• sample采样倾斜key并单独进行join代码


            /**
             * sample采样倾斜key单独进行join
             */
            
            JavaPairRDD<Long, String> sampledRDD = userid2PartAggrInfoRDD.sample(false, 0.1, 9);
            
            JavaPairRDD<Long, Long> mappedSampledRDD = sampledRDD.mapToPair(
                    
                    new PairFunction<Tuple2<Long,String>, Long, Long>() {
    
                        private static final long serialVersionUID = 1L;
    
                        @Override
                        public Tuple2<Long, Long> call(Tuple2<Long, String> tuple)
                                throws Exception {
                            return new Tuple2<Long, Long>(tuple._1, 1L);
                        }
                        
                    });
            
            JavaPairRDD<Long, Long> computedSampledRDD = mappedSampledRDD.reduceByKey(
                    
                    new Function2<Long, Long, Long>() {
    
                        private static final long serialVersionUID = 1L;
            
                        @Override
                        public Long call(Long v1, Long v2) throws Exception {
                            return v1 + v2;
                        }
                        
                    });
            
            JavaPairRDD<Long, Long> reversedSampledRDD = computedSampledRDD.mapToPair(
                    
                    new PairFunction<Tuple2<Long,Long>, Long, Long>() {
    
                        private static final long serialVersionUID = 1L;
    
                        @Override
                        public Tuple2<Long, Long> call(Tuple2<Long, Long> tuple)

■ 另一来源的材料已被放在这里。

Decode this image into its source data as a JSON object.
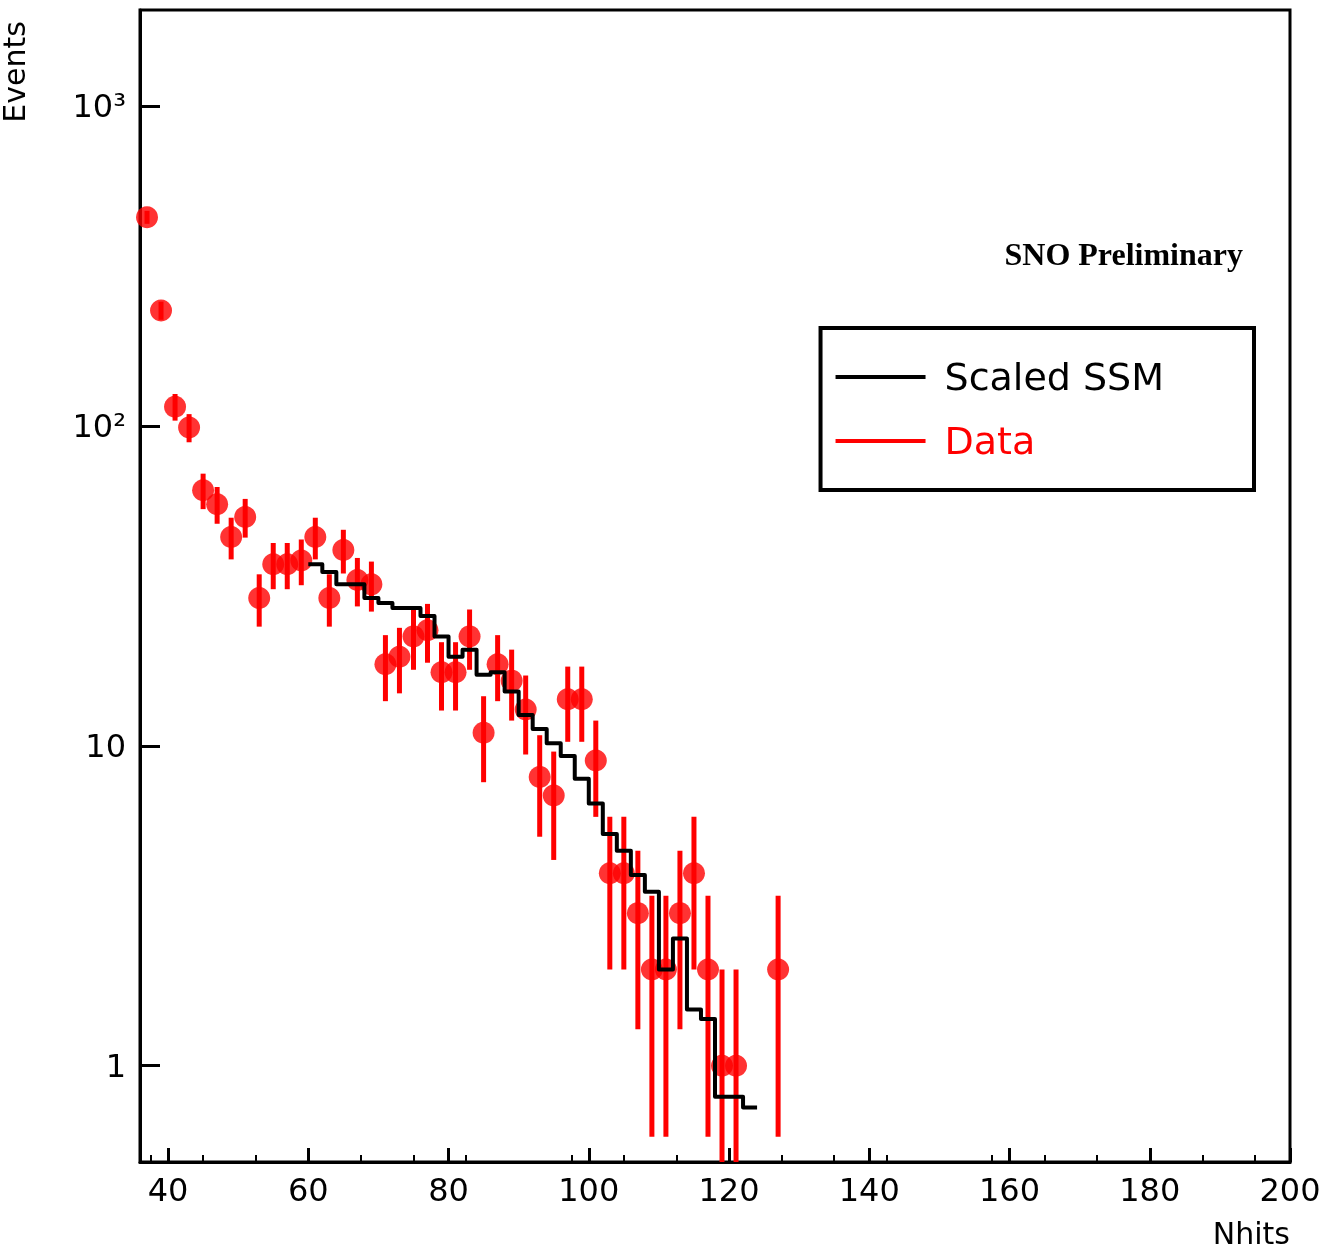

                                throws Exception {
                            return new Tuple2<Long, Long>(tuple._2, tuple._1);
                        }
                        
                    });
            
            final Long skewedUserid = reversedSampledRDD.sortByKey(false).take(1).get(0)._2;  
            
            JavaPairRDD<Long, String> skewedRDD = userid2PartAggrInfoRDD.filter(
                    
                    new Function<Tuple2<Long,String>, Boolean>() {
    
                        private static final long serialVersionUID = 1L;
    
                        @Override
                        public Boolean call(Tuple2<Long, String> tuple) throws Exception {
                            return tuple._1.equals(skewedUserid);
                        }
                        
                    });
                
            JavaPairRDD<Long, String> commonRDD = userid2PartAggrInfoRDD.filter(
                    
                    new Function<Tuple2<Long,String>, Boolean>() {
    
                        private static final long serialVersionUID = 1L;
    
                        @Override
                        public Boolean call(Tuple2<Long, String> tuple) throws Exception {
                            return !tuple._1.equals(skewedUserid);
                        }
                        
                    });
            
            JavaPairRDD<String, Row> skewedUserid2infoRDD = userid2InfoRDD.filter(
                    
                    new Function<Tuple2<Long,Row>, Boolean>() {
    
                        private static final long serialVersionUID = 1L;
            
                        @Override
                        public Boolean call(Tuple2<Long, Row> tuple) throws Exception {
                            return tuple._1.equals(skewedUserid);
                        }
                        
                    }).flatMapToPair(new PairFlatMapFunction<Tuple2<Long,Row>, String, Row>() {
    
                        private static final long serialVersionUID = 1L;
    
                        @Override
                        public Iterable<Tuple2<String, Row>> call(
                                Tuple2<Long, Row> tuple) throws Exception {
                            Random random = new Random();
                            List<Tuple2<String, Row>> list = new ArrayList<Tuple2<String, Row>>();
                            
                            for(int i = 0; i < 100; i++) {
                                int prefix = random.nextInt(100);
                                list.add(new Tuple2<String, Row>(prefix + "_" + tuple._1, tuple._2));
                            }
                            
                            return list;
                        }
                        
                    });
            
            JavaPairRDD<Long, Tuple2<String, Row>> joinedRDD1 = skewedRDD.mapToPair(
                    
                    new PairFunction<Tuple2<Long,String>, String, String>() {
    
                        private static final long serialVersionUID = 1L;
    
                        @Override
                        public Tuple2<String, String> call(Tuple2<Long, String> tuple)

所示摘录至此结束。